As a consequence of the decision of April 1943 a contract was immediately placed at Manfred Weisz for 40 Zrinyi vehicles. The number was later raised to 104 vehicles to be built by Manfed Weisz and Ganz (54 each in 1943, and 50 in 1944). To save time, training of the first assault artillery troops began in July 1943 at Hajmasker using 10 Turan II and 10 Toldi IIA light tanks, but in August 1943 the first 5 Zrinyi IIs arrived. (1. Assault Artillery Bn.). A total of 60 Zrinyi II vehicles were completed by Manfred Weisz when production stopped in July 1944, and it is possible, but not confirmed, that Ganz completed a further 6 in August and Sept/1944. These vehicles were used to equip the 1. and 10. Assault Artillery Bn., whereas other Hungarian assault artillery bns were equipped with the German StuG. III and Hetzers. Production of the Zrinyi I was never initiated, and the single protoype was used for trials only. Thus in Nov. 1944 it underwent trials with six 152mm rocket launchers mounted, at Hajmasker. THE ZRINYI II IN BATTLE The Zrinyi II went to war with the 1. Assault Artillery Bn. in April 1944 in Galizia, and its first recorded use was July 14, 1944 at Ottynia, eastern Galizia. The vehicles fared well during the subsequent fighting, but they lacked a real anti-tank capacity. In Sept./44 the Zrinyi IIs of the 10. Assault Artillery Bn. took part in the battle of Torda on Hungary's southern border, and later, Zrinyi vehicles saw action at various places in Hungary proper. Zrinyi II can be considered the most successful Hungarian AFV of WW2. Zrinyi II vehicles were fitted with radios (probably R/5a type) and in the latter part of 1944 most vehicles were fitted with German type skirt plates. It carried 52 rounds of ammunition. The war production plan for 1944/45 was for 240 Zrinyi vehicles.

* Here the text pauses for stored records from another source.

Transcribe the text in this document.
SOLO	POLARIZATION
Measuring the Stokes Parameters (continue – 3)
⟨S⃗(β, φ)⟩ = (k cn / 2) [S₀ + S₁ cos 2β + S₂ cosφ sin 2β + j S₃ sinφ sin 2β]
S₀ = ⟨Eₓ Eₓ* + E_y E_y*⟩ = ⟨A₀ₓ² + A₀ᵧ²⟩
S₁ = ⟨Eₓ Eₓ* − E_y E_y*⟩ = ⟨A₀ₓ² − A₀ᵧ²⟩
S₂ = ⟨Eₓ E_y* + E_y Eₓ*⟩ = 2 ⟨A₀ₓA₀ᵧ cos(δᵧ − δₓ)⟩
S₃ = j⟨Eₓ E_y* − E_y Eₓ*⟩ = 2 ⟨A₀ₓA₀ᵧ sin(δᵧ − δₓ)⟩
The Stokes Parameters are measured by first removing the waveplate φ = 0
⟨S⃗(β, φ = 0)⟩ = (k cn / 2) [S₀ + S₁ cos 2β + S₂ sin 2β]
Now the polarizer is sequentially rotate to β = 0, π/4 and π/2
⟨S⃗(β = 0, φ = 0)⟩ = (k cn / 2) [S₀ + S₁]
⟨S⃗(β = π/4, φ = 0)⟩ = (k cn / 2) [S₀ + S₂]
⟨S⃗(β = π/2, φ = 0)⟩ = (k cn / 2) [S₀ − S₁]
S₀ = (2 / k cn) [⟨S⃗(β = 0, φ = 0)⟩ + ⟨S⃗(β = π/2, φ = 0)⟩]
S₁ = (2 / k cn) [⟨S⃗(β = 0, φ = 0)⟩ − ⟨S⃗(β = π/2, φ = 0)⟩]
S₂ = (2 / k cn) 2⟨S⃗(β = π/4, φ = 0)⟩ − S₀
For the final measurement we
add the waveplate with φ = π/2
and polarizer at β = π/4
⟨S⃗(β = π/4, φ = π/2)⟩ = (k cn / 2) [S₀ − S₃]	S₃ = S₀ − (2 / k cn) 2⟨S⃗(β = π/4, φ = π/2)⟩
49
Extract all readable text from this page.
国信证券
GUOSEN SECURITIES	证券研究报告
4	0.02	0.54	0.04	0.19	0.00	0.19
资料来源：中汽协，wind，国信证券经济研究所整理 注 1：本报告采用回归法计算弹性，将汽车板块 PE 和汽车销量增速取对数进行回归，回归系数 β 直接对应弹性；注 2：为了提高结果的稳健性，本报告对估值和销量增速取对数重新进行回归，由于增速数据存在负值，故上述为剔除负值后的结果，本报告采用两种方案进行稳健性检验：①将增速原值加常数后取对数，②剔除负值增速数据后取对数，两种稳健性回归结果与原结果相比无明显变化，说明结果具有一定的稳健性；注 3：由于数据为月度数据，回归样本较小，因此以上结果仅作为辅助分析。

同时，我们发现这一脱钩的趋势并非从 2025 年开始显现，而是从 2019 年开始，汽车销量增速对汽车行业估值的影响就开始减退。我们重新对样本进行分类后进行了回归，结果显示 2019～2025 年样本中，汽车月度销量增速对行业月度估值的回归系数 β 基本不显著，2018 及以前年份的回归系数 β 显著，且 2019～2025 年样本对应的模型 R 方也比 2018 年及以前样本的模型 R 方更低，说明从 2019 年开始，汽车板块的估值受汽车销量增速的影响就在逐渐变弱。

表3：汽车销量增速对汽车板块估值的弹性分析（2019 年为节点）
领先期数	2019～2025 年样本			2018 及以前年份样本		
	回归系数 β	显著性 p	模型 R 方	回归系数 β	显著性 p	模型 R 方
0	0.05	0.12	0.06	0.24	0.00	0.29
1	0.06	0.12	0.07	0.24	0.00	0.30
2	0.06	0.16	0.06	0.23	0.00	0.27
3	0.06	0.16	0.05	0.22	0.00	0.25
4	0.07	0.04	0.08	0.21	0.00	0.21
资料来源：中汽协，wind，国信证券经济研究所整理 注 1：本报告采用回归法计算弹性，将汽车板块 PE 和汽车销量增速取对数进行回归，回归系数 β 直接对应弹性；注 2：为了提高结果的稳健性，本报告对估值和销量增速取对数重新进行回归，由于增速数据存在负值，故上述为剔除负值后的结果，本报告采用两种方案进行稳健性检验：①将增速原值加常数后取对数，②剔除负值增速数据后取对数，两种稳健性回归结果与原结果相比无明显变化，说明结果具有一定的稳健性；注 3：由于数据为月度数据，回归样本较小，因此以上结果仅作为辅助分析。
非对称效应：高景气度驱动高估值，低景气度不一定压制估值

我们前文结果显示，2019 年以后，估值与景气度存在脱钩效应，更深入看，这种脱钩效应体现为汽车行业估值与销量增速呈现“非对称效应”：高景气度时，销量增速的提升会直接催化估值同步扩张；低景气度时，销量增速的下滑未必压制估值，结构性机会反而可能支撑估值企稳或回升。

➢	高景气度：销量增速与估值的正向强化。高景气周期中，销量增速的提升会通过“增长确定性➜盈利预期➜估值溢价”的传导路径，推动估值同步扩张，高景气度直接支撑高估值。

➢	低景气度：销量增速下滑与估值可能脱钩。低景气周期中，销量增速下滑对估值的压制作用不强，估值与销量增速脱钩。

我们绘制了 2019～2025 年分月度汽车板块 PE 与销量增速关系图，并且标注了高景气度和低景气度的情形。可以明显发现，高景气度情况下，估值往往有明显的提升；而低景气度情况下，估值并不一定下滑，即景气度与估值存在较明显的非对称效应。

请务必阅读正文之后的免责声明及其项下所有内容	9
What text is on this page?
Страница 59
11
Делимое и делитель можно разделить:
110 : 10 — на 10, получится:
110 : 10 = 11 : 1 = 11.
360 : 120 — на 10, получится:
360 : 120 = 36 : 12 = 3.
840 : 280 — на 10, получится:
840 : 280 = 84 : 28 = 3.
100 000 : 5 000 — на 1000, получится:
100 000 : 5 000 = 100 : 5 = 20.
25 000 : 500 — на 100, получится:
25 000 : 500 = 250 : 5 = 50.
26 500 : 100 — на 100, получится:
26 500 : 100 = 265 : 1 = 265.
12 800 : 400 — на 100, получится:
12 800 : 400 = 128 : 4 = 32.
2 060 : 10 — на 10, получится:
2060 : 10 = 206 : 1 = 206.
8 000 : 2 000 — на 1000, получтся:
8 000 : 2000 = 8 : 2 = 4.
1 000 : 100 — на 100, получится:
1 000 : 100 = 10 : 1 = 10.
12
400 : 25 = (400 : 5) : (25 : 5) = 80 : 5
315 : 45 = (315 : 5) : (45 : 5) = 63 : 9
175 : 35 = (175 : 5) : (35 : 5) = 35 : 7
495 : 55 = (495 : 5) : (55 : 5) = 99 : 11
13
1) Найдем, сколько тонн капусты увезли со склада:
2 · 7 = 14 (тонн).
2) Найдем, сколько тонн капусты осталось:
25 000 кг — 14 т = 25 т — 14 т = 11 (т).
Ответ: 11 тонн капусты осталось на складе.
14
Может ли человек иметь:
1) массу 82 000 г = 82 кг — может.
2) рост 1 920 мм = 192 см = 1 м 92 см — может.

As successor to the Turan and Zrinyi series it was decided in the spring of 1943 to develop a modern heavy tank and tank destroyer on the same chassis. These vehicles were named the Tas tank and tank destroyer after a Hungarian chieftain of the 9th century. Development of the vehicles should have been completed in 1945. The development of both vehicles was entrusted to the Manfred Weisz company, which built a mild steel prototype of the tank and started to build the tank destroyer prototype, when the war prevented further work. The tank prototype was completely destroyed by an American bombing raid on July 27, 1944. The Tas chassis had 6 roadwheels on semi-eliptical springs, a drive wheel at front and idler at rear. It used twin 260 HP Turan engines each with a dry coupling. The road wheels were suspended in pairs. As armament for the Tas the 75mm KwK 42 L/70 of the German Panther was foreseen, and negotiations were initiated with Germany for the purchase of this gun, complete with mount. For the Tas tank destroyer, which was similar in layout to the German Jagdpanther, the German 88mm KwK 36 L/56 gun of the Tiger was planned.